PhD Candidate in Finance, London Business School | E-mail | CV | SSRN
My theoretical work models how agents invest, coordinate and govern under institutional and informational frictions. In empirical work, I study causal relationships between preferences, institutions and real outcomes.
I am supervised by Anna Pavlova, Professor of Finance at London Business School.
Ethical Capital, Coordination, and the Correction of Externalities
Abstract: This paper studies how ethical capital coordinates to reduce corporate externalities. I develop a general-equilibrium model of portfolio choice and shareholder influence that separates what investors value from how they reason under strategic interdependence. The paper introduces a Nash-Kant mixed equilibrium in which heterogeneous reasoning and coordination technology, rather than preferences alone, determine equilibrium ownership and externality levels. I test the model's predictions on a global panel of mutual funds and ETFs, and show that a fund's moral instrument, engagement versus exclusion, predicts its response to coordination shocks. IV estimates suggest that engagement-oriented ownership reduces subsequent firm-level emissions intensity. The paper extends standard coordination frameworks by incorporating non-best-response reasoning into a general-equilibrium model of asset pricing and coordination.

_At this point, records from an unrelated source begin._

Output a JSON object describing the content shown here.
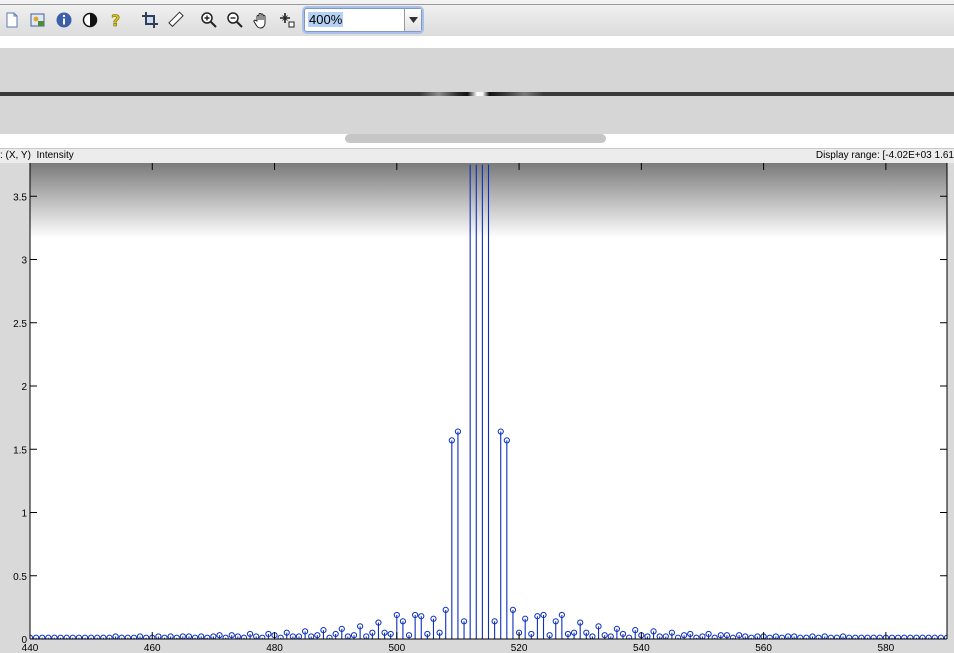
{
  "toolbar": {
    "icons": [
      "new-document-icon",
      "open-image-icon",
      "info-icon",
      "contrast-icon",
      "help-icon",
      "crop-icon",
      "measure-distance-icon",
      "zoom-in-icon",
      "zoom-out-icon",
      "pan-hand-icon",
      "pixel-region-icon"
    ],
    "zoom_value": "400%"
  },
  "status": {
    "pixel_info_label": ": (X, Y)  Intensity",
    "display_range_label": "Display range: [-4.02E+03 1.61"
  },
  "colors": {
    "stem": "#0c2fbe",
    "axes_bg": "#ffffff",
    "panel_bg": "#d9d9d9"
  },
  "chart_data": {
    "type": "scatter",
    "style": "stem",
    "x_range": [
      440,
      590
    ],
    "y_range": [
      0,
      3.75
    ],
    "x_ticks": [
      "440",
      "460",
      "480",
      "500",
      "520",
      "540",
      "560",
      "580"
    ],
    "y_ticks": [
      "0",
      "0.5",
      "1",
      "1.5",
      "2",
      "2.5",
      "3",
      "3.5"
    ],
    "grid": false,
    "x": [
      440,
      441,
      442,
      443,
      444,
      445,
      446,
      447,
      448,
      449,
      450,
      451,
      452,
      453,
      454,
      455,
      456,
      457,
      458,
      459,
      460,
      461,
      462,
      463,
      464,
      465,
      466,
      467,
      468,
      469,
      470,
      471,
      472,
      473,
      474,
      475,
      476,
      477,
      478,
      479,
      480,
      481,
      482,
      483,
      484,
      485,
      486,
      487,
      488,
      489,
      490,
      491,
      492,
      493,
      494,
      495,
      496,
      497,
      498,
      499,
      500,
      501,
      502,
      503,
      504,
      505,
      506,
      507,
      508,
      509,
      510,
      511,
      512,
      513,
      514,
      515,
      516,
      517,
      518,
      519,
      520,
      521,
      522,
      523,
      524,
      525,
      526,
      527,
      528,
      529,
      530,
      531,
      532,
      533,
      534,
      535,
      536,
      537,
      538,
      539,
      540,
      541,
      542,
      543,
      544,
      545,
      546,
      547,
      548,
      549,
      550,
      551,
      552,
      553,
      554,
      555,
      556,
      557,
      558,
      559,
      560,
      561,
      562,
      563,
      564,
      565,
      566,
      567,
      568,
      569,
      570,
      571,
      572,
      573,
      574,
      575,
      576,
      577,
      578,
      579,
      580,
      581,
      582,
      583,
      584,
      585,
      586,
      587,
      588,
      589,
      590
    ],
    "y": [
      0.01,
      0.01,
      0.01,
      0.01,
      0.01,
      0.01,
      0.01,
      0.01,
      0.01,
      0.01,
      0.01,
      0.01,
      0.01,
      0.01,
      0.02,
      0.01,
      0.01,
      0.01,
      0.02,
      0.01,
      0.01,
      0.02,
      0.01,
      0.02,
      0.01,
      0.02,
      0.02,
      0.01,
      0.02,
      0.01,
      0.02,
      0.03,
      0.01,
      0.03,
      0.02,
      0.01,
      0.04,
      0.02,
      0.01,
      0.04,
      0.03,
      0.01,
      0.05,
      0.02,
      0.02,
      0.06,
      0.02,
      0.03,
      0.07,
      0.01,
      0.04,
      0.08,
      0.02,
      0.03,
      0.1,
      0.02,
      0.05,
      0.13,
      0.05,
      0.04,
      0.19,
      0.14,
      0.03,
      0.19,
      0.18,
      0.04,
      0.16,
      0.05,
      0.23,
      1.57,
      1.64,
      0.14,
      3.75,
      3.75,
      3.75,
      3.75,
      0.14,
      1.64,
      1.57,
      0.23,
      0.05,
      0.16,
      0.04,
      0.18,
      0.19,
      0.03,
      0.14,
      0.19,
      0.04,
      0.05,
      0.13,
      0.05,
      0.02,
      0.1,
      0.03,
      0.02,
      0.08,
      0.04,
      0.01,
      0.07,
      0.03,
      0.02,
      0.06,
      0.02,
      0.02,
      0.05,
      0.01,
      0.03,
      0.04,
      0.01,
      0.02,
      0.04,
      0.01,
      0.03,
      0.03,
      0.01,
      0.03,
      0.02,
      0.01,
      0.02,
      0.02,
      0.01,
      0.02,
      0.01,
      0.02,
      0.02,
      0.01,
      0.01,
      0.02,
      0.01,
      0.02,
      0.01,
      0.01,
      0.02,
      0.01,
      0.01,
      0.01,
      0.01,
      0.01,
      0.01,
      0.01,
      0.01,
      0.01,
      0.01,
      0.01,
      0.01,
      0.01,
      0.01,
      0.01,
      0.01,
      0.01
    ]
  }
}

Coarse Classifications and Equilibrium Pricing
Abstract: This paper studies how institutional classifications affect equilibrium competition and pricing. Using global mutual fund data, I show that broad ESG classifications exhibit stronger negative fee relationships than the narrower holdings-based characteristics they summarize, including among passive funds. I develop an equilibrium model in which households evaluate funds through coarse representations that shape bounded comparison sets. Classification affects markups by altering replacement curvature within the active comparison environment: when nearby represented products are also low-curvature economic substitutes, equilibrium markups fall. The framework distinguishes representational substitutability from economic substitutability, separates pricing from regime viability, and shows that coarse classification systems can remain valuable even when they are imperfect screening devices. More broadly, the paper argues that equilibrium pricing depends not only on underlying product attributes, but also on the institutional representations through which those attributes become market-legible.
Do Investors Fairly Value Private Startup Securities? Evidence from Mutual Funds
with Vikas Agarwal, Brad Barber, Si Cheng, Allaudeen Hameed, and Ayako
Yasuda.
Winner, Best Paper Award, 15th Annual Private Equity Research Symposium, University of North Carolina
Abstract: We study whether investors fairly value private startup securities, using mutual funds’ reported values of specific holdings. Venture-backed startups issue securities with different contractual rights, so latest-round issue prices may exceed fair values of earlier-round securities. Using hand-collected financing terms and a contingent-claims model, we show these differences create large valuation wedges. Mutual funds nevertheless mark earlier-round holdings above modeled fair values, often near latest-round issue prices. In secondary transactions, funds also purchase earlier-round securities at prices above modeled fair values. Misvaluation narrows after down rounds and with larger economic stakes, with implications for NAV accuracy and investor wealth transfers.
Outside research, I write about London theatre at TheatreBee, tutor students in the sciences, economics and mathematics, and delight in curious dataset compilations such as Data is Plural.